In TS parlance, something like this:
type GroupByGroups<K, V, U extends V = V> =
& { [P in Extract<K, string | symbol>]: V[] } // handles `string | symbol`
& { [P in Extract<K, number> as `${P}`]: V[] } // handles Number.prototype.toString()
& { [P in Extract<K, true> as `true`]: U[] } // handles `true` -> `"true"`
& { [P in Extract<K, false> as `false`]: V[] } // handles `false` -> `"false"`;
interface GroupByResultArray<K, V, U extends V = V> extends Array<[K, V[]]> {
groups: GroupByGroups<K, V, U>;
}
declare function groupBy<T, U extends T>(values: Iterable<T>, keySelector: (value: T) => value is U): GroupByResultArray<boolean, T, U>;
declare function groupBy<T, K>(values: Iterable<T>, keySelector: (value: T) => K): GroupByResultArray<K, T>;
// works like this
const { true: a, false: b } = groupBy([dog, cat, bear], (dog): dog is Dog).groups;
a; // Dog[]
b; // Animal[]
// or like this
const { foo, bar } = groupBy([{ name: "foo" }, { name: "bar" }], x => x.name).groups;
foo; // { name: string }[]
bar; // { name: string }[]
// or like this
for (const [key, values] of groupBy(people, person => person.familyName)) {
}
In that way you get the best of both worlds, and there's parity with another language feature so the behavior is easy to explain using existing functionality.
Though the above still isn't fully type safe if your keySelector returns "true" instead of true.
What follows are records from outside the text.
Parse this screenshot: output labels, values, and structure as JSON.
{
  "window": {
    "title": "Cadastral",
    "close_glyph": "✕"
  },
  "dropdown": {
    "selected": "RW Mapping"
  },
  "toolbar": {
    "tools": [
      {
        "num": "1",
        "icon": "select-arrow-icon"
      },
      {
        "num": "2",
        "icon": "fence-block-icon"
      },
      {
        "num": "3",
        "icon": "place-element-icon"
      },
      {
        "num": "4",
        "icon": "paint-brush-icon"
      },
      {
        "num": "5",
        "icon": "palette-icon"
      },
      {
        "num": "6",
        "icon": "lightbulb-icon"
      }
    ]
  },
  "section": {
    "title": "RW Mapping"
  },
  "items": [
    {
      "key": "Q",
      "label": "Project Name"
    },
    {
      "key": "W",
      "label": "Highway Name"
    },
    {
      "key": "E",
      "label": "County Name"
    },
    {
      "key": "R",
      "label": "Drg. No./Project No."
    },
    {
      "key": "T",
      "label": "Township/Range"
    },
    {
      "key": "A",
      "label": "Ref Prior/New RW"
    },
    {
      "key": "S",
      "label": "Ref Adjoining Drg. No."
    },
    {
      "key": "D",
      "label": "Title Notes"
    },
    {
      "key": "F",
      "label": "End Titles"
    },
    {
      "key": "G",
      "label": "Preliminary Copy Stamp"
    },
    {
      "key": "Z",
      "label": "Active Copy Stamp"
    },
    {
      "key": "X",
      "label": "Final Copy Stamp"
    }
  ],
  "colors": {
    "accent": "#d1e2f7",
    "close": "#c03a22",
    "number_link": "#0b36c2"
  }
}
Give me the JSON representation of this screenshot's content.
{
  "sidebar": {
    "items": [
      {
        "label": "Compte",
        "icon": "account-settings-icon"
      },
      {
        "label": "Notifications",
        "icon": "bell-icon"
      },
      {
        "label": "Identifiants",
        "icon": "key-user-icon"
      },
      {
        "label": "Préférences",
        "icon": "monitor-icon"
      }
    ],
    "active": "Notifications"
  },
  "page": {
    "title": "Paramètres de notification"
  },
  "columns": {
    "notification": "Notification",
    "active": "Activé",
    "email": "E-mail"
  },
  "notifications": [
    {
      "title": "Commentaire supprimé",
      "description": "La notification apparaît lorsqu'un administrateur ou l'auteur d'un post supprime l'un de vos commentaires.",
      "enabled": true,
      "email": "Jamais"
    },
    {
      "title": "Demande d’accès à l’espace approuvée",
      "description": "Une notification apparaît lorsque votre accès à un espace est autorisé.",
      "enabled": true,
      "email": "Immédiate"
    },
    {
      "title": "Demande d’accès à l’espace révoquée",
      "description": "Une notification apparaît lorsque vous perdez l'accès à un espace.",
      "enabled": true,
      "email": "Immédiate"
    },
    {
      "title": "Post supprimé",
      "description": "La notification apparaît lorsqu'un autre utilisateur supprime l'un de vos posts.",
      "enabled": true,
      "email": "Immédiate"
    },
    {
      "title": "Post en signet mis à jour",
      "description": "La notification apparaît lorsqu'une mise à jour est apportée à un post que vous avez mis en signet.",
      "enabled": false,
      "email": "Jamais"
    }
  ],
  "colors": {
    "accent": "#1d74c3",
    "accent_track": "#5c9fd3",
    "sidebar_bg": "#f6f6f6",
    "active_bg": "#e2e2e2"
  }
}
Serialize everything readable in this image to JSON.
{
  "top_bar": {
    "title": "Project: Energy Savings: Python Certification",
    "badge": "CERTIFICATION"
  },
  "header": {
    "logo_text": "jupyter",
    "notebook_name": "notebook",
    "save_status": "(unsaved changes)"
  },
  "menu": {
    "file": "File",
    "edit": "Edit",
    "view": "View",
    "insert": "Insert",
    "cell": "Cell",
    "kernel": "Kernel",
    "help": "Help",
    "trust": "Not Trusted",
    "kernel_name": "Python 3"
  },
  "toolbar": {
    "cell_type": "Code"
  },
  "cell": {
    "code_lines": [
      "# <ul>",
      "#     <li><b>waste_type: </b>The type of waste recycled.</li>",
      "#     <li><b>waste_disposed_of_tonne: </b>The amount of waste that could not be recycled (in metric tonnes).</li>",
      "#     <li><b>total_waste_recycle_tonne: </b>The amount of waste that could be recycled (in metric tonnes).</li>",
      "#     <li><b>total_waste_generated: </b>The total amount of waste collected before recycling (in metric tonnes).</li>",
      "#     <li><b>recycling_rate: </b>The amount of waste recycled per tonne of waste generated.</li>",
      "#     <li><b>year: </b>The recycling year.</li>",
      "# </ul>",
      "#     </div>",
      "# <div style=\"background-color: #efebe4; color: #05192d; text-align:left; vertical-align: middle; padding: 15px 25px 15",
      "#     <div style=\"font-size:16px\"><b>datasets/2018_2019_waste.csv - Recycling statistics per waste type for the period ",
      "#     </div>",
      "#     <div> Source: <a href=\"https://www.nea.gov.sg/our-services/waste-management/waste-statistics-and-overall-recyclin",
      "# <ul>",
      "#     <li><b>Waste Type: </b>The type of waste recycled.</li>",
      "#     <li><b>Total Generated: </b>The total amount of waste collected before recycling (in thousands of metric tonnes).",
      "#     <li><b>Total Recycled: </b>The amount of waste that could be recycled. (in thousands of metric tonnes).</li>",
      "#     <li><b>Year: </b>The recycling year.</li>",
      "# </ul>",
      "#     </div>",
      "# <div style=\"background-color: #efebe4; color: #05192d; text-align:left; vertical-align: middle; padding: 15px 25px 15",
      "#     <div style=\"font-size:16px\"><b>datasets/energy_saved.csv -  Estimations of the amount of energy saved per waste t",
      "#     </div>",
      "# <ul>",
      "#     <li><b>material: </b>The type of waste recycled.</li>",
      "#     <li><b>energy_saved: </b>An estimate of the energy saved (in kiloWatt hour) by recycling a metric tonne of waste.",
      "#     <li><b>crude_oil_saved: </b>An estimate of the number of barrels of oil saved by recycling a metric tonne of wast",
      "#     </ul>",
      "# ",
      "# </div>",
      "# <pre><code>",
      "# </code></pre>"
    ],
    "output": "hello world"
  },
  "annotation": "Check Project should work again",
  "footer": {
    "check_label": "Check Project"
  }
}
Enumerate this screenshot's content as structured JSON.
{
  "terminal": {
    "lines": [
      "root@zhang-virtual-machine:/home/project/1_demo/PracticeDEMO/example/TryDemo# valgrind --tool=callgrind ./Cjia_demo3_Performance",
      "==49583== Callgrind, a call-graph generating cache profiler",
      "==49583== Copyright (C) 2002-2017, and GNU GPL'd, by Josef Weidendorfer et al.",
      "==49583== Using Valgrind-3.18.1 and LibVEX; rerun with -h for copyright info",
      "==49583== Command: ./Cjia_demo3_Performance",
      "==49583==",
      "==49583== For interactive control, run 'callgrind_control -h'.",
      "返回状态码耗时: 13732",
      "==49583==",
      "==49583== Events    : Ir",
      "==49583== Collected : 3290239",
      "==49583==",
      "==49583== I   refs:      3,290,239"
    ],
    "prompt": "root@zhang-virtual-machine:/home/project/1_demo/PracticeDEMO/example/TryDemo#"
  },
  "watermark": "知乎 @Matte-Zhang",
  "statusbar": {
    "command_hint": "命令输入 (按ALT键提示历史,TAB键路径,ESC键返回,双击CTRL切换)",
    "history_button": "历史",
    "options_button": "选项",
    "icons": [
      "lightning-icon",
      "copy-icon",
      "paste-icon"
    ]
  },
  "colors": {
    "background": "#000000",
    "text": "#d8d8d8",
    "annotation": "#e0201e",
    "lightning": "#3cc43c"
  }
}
Its not impossible to write the type, but becomes much more complex in order to handle the corner cases.
@rbuckton Those comments seem like they belong in #3, rather than this thread.
@bakkot that comment is a bit of a mixed bag, sorry. I posted it here to bring up the type safety aspects, though the other aspects of the comment would make sense for #3.